Da der volle Spendenertrag in einem Passivposten 'versteckt' werde, sei das ein Verstoß gegen die Generalnorm 'true and fair view'. Für Nicht-Buchhalter: 'true and fair view' ist das gleiche 'Totschlagargument' wie die nicht näher nachgewiesene "hM" in der Kommentarliteratur.

Zurück zur Fachfrage mit drei Parallelbeispielen:

(A) Angenommen, eine Organisation oder ein Unternehmen erhielte aus einer öffentlichen Kasse eine Anschubfinanzierung für ein innovatives Forschungsprojekt. Ganz "hM": soweit noch nicht verbraucht, wird in einen Sonderposten eingestellt (vgl. SIC-10 'Government Assistance - no specific relation to operating activities')

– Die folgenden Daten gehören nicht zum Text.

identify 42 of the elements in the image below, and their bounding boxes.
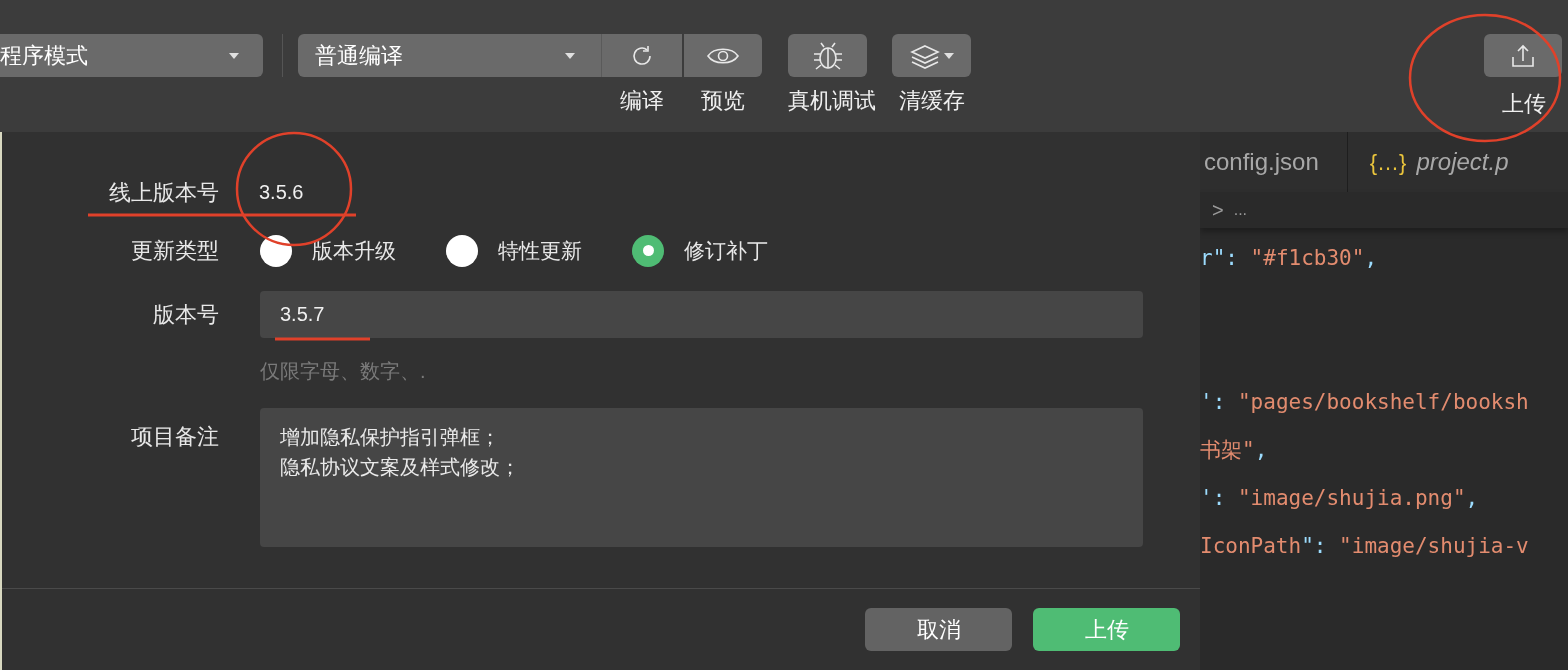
mode-select[interactable]: 程序模式 bbox=[0, 34, 263, 77]
editor-tab[interactable]: config.json bbox=[1200, 132, 1347, 192]
code-line: 书架", bbox=[1200, 437, 1268, 465]
radio-button[interactable] bbox=[446, 234, 478, 267]
compile-button[interactable] bbox=[602, 34, 682, 77]
json-icon: {…} bbox=[1369, 145, 1407, 179]
breadcrumb-separator: > bbox=[1212, 198, 1224, 223]
tool-label: 清缓存 bbox=[898, 87, 965, 115]
code-line: IconPath": "image/shujia-v bbox=[1200, 533, 1529, 561]
notes-field[interactable]: 增加隐私保护指引弹框； 隐私协议文案及样式修改； bbox=[260, 408, 1143, 547]
online-version-value: 3.5.6 bbox=[259, 180, 304, 205]
online-version-label: 线上版本号 bbox=[108, 178, 219, 207]
radio-option[interactable]: 修订补丁 bbox=[632, 234, 768, 267]
caret-icon bbox=[943, 52, 954, 59]
caret-icon bbox=[229, 52, 239, 59]
compile-mode-select[interactable]: 普通编译 bbox=[298, 34, 602, 77]
code-line: ': "image/shujia.png", bbox=[1200, 485, 1479, 513]
tool-label: 预览 bbox=[701, 87, 745, 115]
radio-option[interactable]: 特性更新 bbox=[446, 234, 582, 267]
radio-option[interactable]: 版本升级 bbox=[260, 234, 396, 267]
code-line: r": "#f1cb30", bbox=[1200, 245, 1378, 273]
radio-button[interactable] bbox=[260, 234, 292, 267]
version-field[interactable]: 3.5.7 bbox=[260, 291, 1143, 338]
version-hint: 仅限字母、数字、. bbox=[260, 359, 427, 384]
breadcrumb-text: ... bbox=[1233, 200, 1248, 220]
upload-button[interactable] bbox=[1484, 34, 1562, 77]
upload-icon bbox=[1510, 42, 1536, 69]
editor-tab[interactable]: {…} project.p bbox=[1346, 132, 1537, 192]
notes-label: 项目备注 bbox=[130, 423, 219, 451]
code-line: ': "pages/bookshelf/booksh bbox=[1200, 389, 1529, 417]
upload-label: 上传 bbox=[1502, 90, 1546, 118]
cache-button[interactable] bbox=[892, 34, 971, 77]
version-label: 版本号 bbox=[152, 301, 219, 329]
update-type-label: 更新类型 bbox=[130, 237, 219, 265]
caret-icon bbox=[565, 52, 575, 59]
preview-button[interactable] bbox=[684, 34, 762, 77]
debug-button[interactable] bbox=[788, 34, 867, 77]
tool-label: 真机调试 bbox=[788, 87, 876, 115]
layers-icon bbox=[909, 42, 940, 69]
cancel-button[interactable]: 取消 bbox=[865, 608, 1012, 651]
radio-button[interactable] bbox=[632, 234, 664, 267]
tool-label: 编译 bbox=[620, 87, 664, 115]
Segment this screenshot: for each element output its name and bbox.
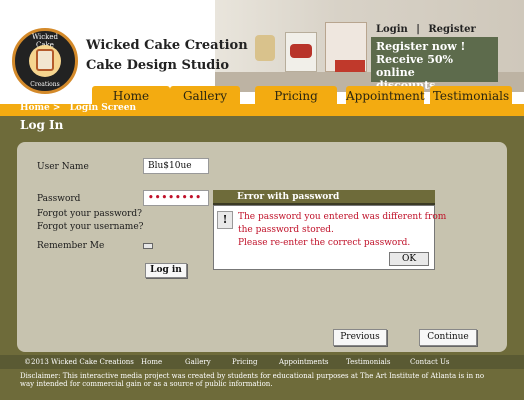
link-separator: | (416, 24, 420, 35)
login-link[interactable]: Login (376, 24, 408, 35)
page-title: Log In (20, 118, 64, 132)
username-label: User Name (37, 162, 89, 172)
main-nav: Home Gallery Pricing Appointment Testimo… (0, 86, 524, 106)
cake-icon (36, 49, 54, 71)
footer-link-contact[interactable]: Contact Us (410, 358, 450, 366)
login-button[interactable]: Log in (145, 263, 187, 278)
footer-link-testimonials[interactable]: Testimonials (346, 358, 391, 366)
footer-link-appointments[interactable]: Appointments (279, 358, 329, 366)
breadcrumb-home[interactable]: Home > (20, 103, 60, 113)
nav-tab-testimonials[interactable]: Testimonials (430, 86, 512, 106)
nav-tab-appointment[interactable]: Appointment (346, 86, 425, 106)
error-message-line-3: Please re-enter the correct password. (238, 238, 411, 248)
username-field[interactable]: Blu$10ue (143, 158, 209, 174)
forgot-password-link[interactable]: Forgot your password? (37, 209, 142, 219)
footer-link-gallery[interactable]: Gallery (185, 358, 211, 366)
continue-button[interactable]: Continue (419, 329, 477, 346)
register-link[interactable]: Register (428, 24, 475, 35)
disclaimer-text: Disclaimer: This interactive media proje… (20, 372, 485, 388)
forgot-username-link[interactable]: Forgot your username? (37, 222, 143, 232)
error-message-line-2: the password stored. (238, 225, 334, 235)
footer-link-home[interactable]: Home (141, 358, 162, 366)
promo-line-2: Receive 50% online (376, 53, 453, 79)
previous-button[interactable]: Previous (333, 329, 387, 346)
nav-tab-pricing[interactable]: Pricing (255, 86, 337, 106)
remember-me-label: Remember Me (37, 241, 105, 251)
brand-tagline: Cake Design Studio (86, 58, 229, 73)
password-label: Password (37, 194, 81, 204)
warning-icon: ! (217, 211, 233, 229)
hero-cake-decoration (290, 44, 312, 58)
password-field[interactable]: •••••••• (143, 190, 209, 206)
logo-badge[interactable]: Wicked Cake Creations (12, 28, 78, 94)
promo-line-1: Register now ! (376, 40, 466, 53)
promo-banner[interactable]: Register now ! Receive 50% online discou… (371, 37, 498, 92)
error-dialog-title[interactable]: Error with password (213, 190, 435, 205)
account-links: Login | Register (376, 24, 476, 35)
remember-me-checkbox[interactable] (143, 243, 153, 249)
breadcrumb-current: Login Screen (69, 103, 137, 113)
brand-name: Wicked Cake Creation (86, 38, 248, 53)
breadcrumb: Home > Login Screen (20, 103, 142, 113)
footer-link-pricing[interactable]: Pricing (232, 358, 257, 366)
title-bar: Log In (0, 116, 524, 136)
hero-cake-decoration (335, 60, 365, 72)
nav-tab-gallery[interactable]: Gallery (170, 86, 240, 106)
header: Wicked Cake Creations Wicked Cake Creati… (0, 0, 524, 95)
error-ok-button[interactable]: OK (389, 252, 429, 266)
error-message-line-1: The password you entered was different f… (238, 212, 447, 222)
footer-copyright: ©2013 Wicked Cake Creations (24, 358, 134, 366)
hero-cake-decoration (255, 35, 275, 61)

(B) Ein Automobilhersteller zahlt einem Zulieferer einen Werkzeugkostenzuschuss, der über die Abnahme von Teilen 'getilgt' wird; eine Brauerei gewährt ein sog. 'Wirtedarlehen', das über die Abnahme von Bier 'getilgt' wird. Immer erfolgt die Passivierung eines 'zinslosen Darlehens'.

(C) Ein Kunde bestellt eine Sonderleistung und leistet hierfür eine Anzahlung. Hier kein vernünftiger Buchhalter auf die Idee, diese Anzahlung sofort erfolgswirksam zu vereinnahmen.

Warum? Weil ein Ertrag erst dann realisiert wird, wenn der Schuldner das seinerseits Erforderliche für die Leistung getan und damit Anspruch auf die Gegenleistung hat.
Warum leistet der Spender? Weil die Organisation damit Gutes tun soll. Will heißen: erst bei Mittelverwendung ist der Ertrag realisiert (so auch die Stellungnahme des IDW).

Interessant sind in diesem Zusammenhang zwei Fragen:

  • Was ist bei Spenden ohne bestimmten Zweck, sog. 'freie Spenden'? Beispiel: Spendenaufruf 'Unterstützen Sie unsere Organisation!'
    Dann ist realisiert, soweit die Mittel allgemein verwendet werden, z.B. durch Personalaufwand.
  • Was ist mit noch nicht verwendeten Spendenmitteln, im Zahlenbeispiel GE 20? Bleiben diese bis zur nächsten vergleichbaren Katastrophe stehen?
    Das ist keine bilanzielle Frage mehr, sondern vor allem eine zivilrechtliche Frage: Darf eine Organisation, die für Spenden für die Opfer eines Tsunamis wirbt, diese dann auch bei der Hungerkatastrophe in Afrika einsetzen? Soweit bekannt, gibt es hierzu noch keine 'hM'.

Die 'bittere' Wahrheit für den Bilanzspezialisten ist: es interessiert niemanden, zumindest nicht die Spender. Hat schon einmal jemand vor einer Spende einen Blick in den Jahresabschluss der Organisation geworfen - und dann von einer Spende Abstand genommen, weil die Organisation 'zu reich' war?